One of my favorite wines of the Fall season so far, the 2019 Zidarich Teran, from the remote Friuli Venezia Giulia region of Northeast Italy, which is wonderfully elegant, medium bodied and mineral laced with dark berry fruit and a deep garnet/purple hue in the glass. As I said, when I first tried Zidarich’s 2010 version, this red is lively, vivid and tangy with strawberry, spiced raspberry, sour plums, wild cherry and is accented by delicate florals, pepper, chalky stone and fennel notes. Teran or Terrano is a native grape here, related to Refosco, and also found in Croatia as well. I was incredibly impressed by the purity and freshness of this 2019 and it is by far the best example of this under the radar varietal I’ve tried to date and I was thrilled to re-visit winemaker Benjamin Zidarich’s wines, which I’ve long admired. Benjamin Zidarich, mostly known for his all organic natural orange wines, began his label in 1988, starting with just one hectare and has since grown his holdings to 8 now, all of which are farmed biodynamically. The vineyards here, at high elevation, seeing lots of sunshine between the Adriatic Sea and Carso, are set on the classic iron and calcium-rich red soils of the area, with a core of limestone. Zidarich’s cellar is cut out of the limestone and reaches 65 feet deep, keeping it clean and cold, and he makes all the wine with native yeasts to express the terroir, as seen here.

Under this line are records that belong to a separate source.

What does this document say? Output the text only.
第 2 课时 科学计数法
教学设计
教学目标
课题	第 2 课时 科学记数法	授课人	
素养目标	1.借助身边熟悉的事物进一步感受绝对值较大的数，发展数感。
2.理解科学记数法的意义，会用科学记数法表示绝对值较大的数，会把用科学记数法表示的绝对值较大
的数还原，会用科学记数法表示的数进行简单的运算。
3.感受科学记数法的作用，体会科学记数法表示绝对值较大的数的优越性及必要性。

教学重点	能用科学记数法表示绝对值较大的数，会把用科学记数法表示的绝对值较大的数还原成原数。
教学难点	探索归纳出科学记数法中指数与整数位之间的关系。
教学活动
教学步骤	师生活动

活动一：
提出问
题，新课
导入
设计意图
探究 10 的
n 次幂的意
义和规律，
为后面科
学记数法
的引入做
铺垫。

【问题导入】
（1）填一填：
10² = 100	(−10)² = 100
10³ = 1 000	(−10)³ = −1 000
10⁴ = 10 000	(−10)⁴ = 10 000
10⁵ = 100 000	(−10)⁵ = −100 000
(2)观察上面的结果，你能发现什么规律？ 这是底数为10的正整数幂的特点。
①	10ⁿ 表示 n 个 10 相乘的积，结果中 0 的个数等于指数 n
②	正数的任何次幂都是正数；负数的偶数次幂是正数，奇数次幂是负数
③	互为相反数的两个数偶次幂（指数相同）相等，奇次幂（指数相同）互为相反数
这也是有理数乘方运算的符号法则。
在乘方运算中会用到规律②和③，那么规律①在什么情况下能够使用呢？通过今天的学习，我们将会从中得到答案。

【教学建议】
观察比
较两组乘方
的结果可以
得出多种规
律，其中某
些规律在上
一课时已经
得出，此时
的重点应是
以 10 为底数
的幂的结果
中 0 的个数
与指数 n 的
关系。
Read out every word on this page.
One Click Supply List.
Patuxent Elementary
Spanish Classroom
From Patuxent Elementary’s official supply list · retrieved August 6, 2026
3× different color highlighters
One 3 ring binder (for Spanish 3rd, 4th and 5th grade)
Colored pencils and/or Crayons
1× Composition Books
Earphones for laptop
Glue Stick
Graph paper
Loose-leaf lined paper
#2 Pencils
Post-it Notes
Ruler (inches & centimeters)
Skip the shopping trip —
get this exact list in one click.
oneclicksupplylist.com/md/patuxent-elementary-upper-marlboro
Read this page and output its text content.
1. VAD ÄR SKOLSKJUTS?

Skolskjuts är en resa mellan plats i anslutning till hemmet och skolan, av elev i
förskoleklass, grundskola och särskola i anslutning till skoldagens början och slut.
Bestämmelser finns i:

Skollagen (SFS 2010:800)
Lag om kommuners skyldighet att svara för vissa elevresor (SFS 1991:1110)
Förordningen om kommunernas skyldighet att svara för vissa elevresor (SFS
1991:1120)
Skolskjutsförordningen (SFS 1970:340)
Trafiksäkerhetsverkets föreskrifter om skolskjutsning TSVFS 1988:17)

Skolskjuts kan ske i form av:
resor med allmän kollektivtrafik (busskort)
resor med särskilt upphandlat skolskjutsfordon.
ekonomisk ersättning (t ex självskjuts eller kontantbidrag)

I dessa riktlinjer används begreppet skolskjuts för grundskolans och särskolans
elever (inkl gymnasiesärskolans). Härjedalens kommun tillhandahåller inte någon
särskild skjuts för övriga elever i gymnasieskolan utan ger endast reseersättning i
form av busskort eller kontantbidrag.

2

I first met Benjamin Zidarich in 2013 when he visited San Francisco to show off his latest releases at the time which were creating a big buzz in the Orange wine world and to chat about their historic region, the Carso in the Friuli Venezia Giulia, which lies in Italy’s far Northeast close to the Slovenian border, in fact some of the vineyards straddle both sides. Benjamin Zidarich is hugely respected for his wines, and his continuing a long tradition of organic farming and an ancient style of winemaking with a proud love of land and traditions. This area has many historical influences and has those ancient traditions and customs, one of which is “Orange” wine, originally inspired by the Republic of Georgia and their amphora skin macerated and aged whites, this is white wine usually that sees a long contact with the skins, that gives “Orange” wine it’s name, with its orange/amber hue. Zidarich, along with Radikon, Gravner, Skerk and Kante are leaders in this region and have brought the world’s attention to the Friuli Venezia Giulia area. Zidarich is focused primarily on Vitovska and Malvasia based whites, done with the skin maceration, but I have really fallen for the Teran Rosso, which is aged entirely in large, very old, Slavonian oak botti, and highly recommend it, especially this exceptional 2019 vintage! A big thank you to Jannae Lizza of Elevage and Rosenthal (who imports Zidarich) for showing this beauty, which has also given me a renewed excitement and joy in the wines of this unique region.